Friday, August 3, 2007

Heavyweight Reads

As you may recall from earlier posts, I read a lot. I have to: to write, to have something to talk about, to have something to do on the subway and at work and at the gym. Also it's the only thing that makes me feel smarter. I am a fairly serious reader, too, I like to think--I think about form and craft, context and history, as well as just how entertained I am.

But a big big concern when I choose books is how much they weigh.

Sorry. I would like to be above such shallowness, especially in our weight-conscious culture. But I leave the house early on the morning and hike around the city all day and the book has to go too, often sharing bag space with lunch, gym clothes and a laptop. Ideally, I'd like to be able to hold it in one hand when I have to hold a subway pole in the other. If it causes finger pain to hold, or shoulder pain to carry, we're already sort of talking about a drawn-out literary experience, because I'm going to wind up reading only at home, where I rarely am.

This makes for silliness. Like when someone recommends an author to me and I walk down the aisle of the library looking for the skinniest thing that person wrote. I know a number of folks in the publishing industry who devote themselves seriously to making beautifully bound, durable books, which I heartily applaud and almost never read. I can read a 500-page mass market easily, but even a 200-page hard-cover is a burden.

This is so sad! Maybe someday I'll own a car (seems unlikely, doesn't it?) or get a manservant to carry my bag (even more so) and then this won't be an issue. And in the meantime, I still make exceptions. The exception of the moment is what has me currently thinking about this issue--The Collected Short Fiction of Bruce Jay Friedman. This author was recommended to me by a number of respected sorts, but I don't know why I chose a giant hardcover collected stories. Generally I don't read those, hardcover or otherwise, because I like to see how a group of stories work together in an organic collection.

And yet here we are, a small horizontal bruise on my left thigh from where the book-in-bag bangs. A hand cramp. But no regrets. Because the recommendations were warrranted and I'm glad I have such a wealth of good stories to read. I don't know of BJF is to everyone's taste, but his middle-aged Jewish male neuroses in every possible guise is absolutely brilliant, funny and incomparably warm and sad too.

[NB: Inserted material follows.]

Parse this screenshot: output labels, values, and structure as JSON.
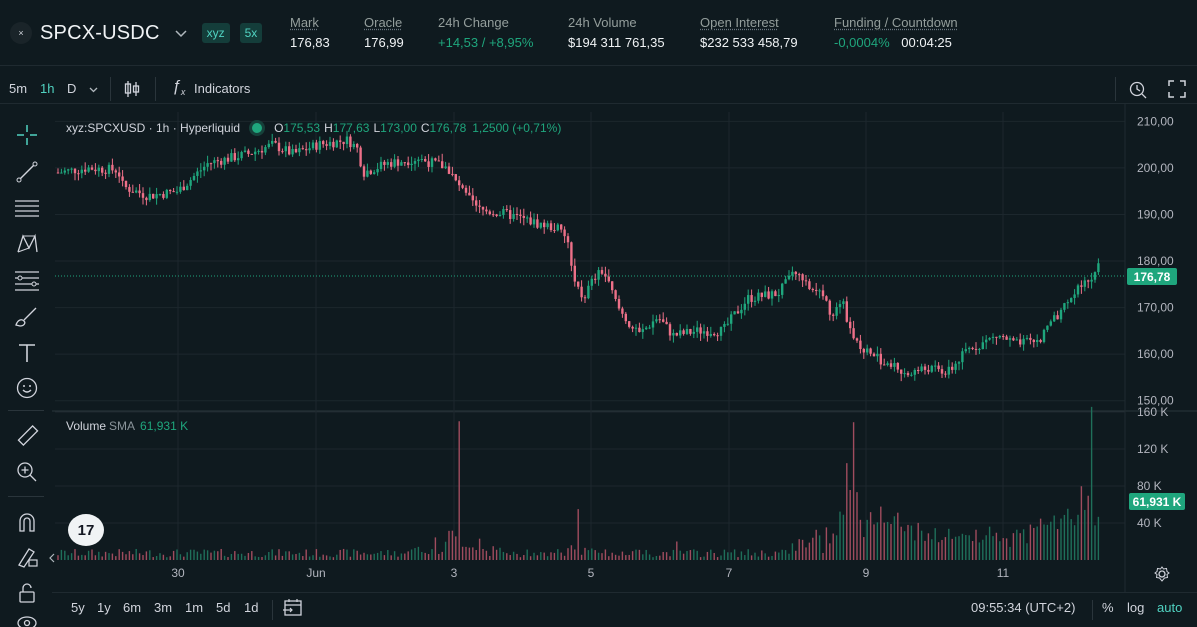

Here, I'll share, so maybe you can get sucked in and wind up carrying the bloody thing around yourself. This is from a police procedural called "Our Lady of the Lockers," my favourite of the first three quarters of the collection:

"They found her body in locker three hundred fifty-seven at Jack La Lanne's Gym and Health Spa on East Fifty-fifth Street. Also in lockers three hundred fifty-eight through three hundred sixty-one. I heard about it on a small island off the South Carolina coast where I was failing to enjoy my first vacation in five years. The highlight of my social activity (not including a little something with the girl at the desk) was a barroom conversation with a stockbroker who spent a great deal of time telling me why would not go to Elaine's restaurant in New York."

[he is forced to cut short the vacation, returns home to New York]

"I took down my "Beware, Scarlet Fever Victim" door sign (with Spanish translation) and went straight to the plants, which I was happy to see were hanging on gamely. I turned off WRVR and thought for a moment of all the wasted Paul Desmond and John Coltrane (designed to fake out pillagers and looters) that had poured out into an empty room. What happened to all that music, where did it go and what a nifty riddle to pose to my Civilization and Philosophy Seminar at Hunter on Thursday night (paid for by Mayor Beame and all you nice taxpayers out there).

"Everything was as I had left it; my framed Police Academy diploma, machete collection, indirectly lighted train set, freezerful of Frankie and Johnnie steaks, which the boys were kind enough to send over as a door prize for the Homicide Cruise (canceled due to budget-cutting). Gently cursing myself for forgetting to pick up fresh garlic at Gristede's, I commenced to whip up a Caesar salad. And then I noticed that my clue box was missing."

See? Worth the shoulderache, I think.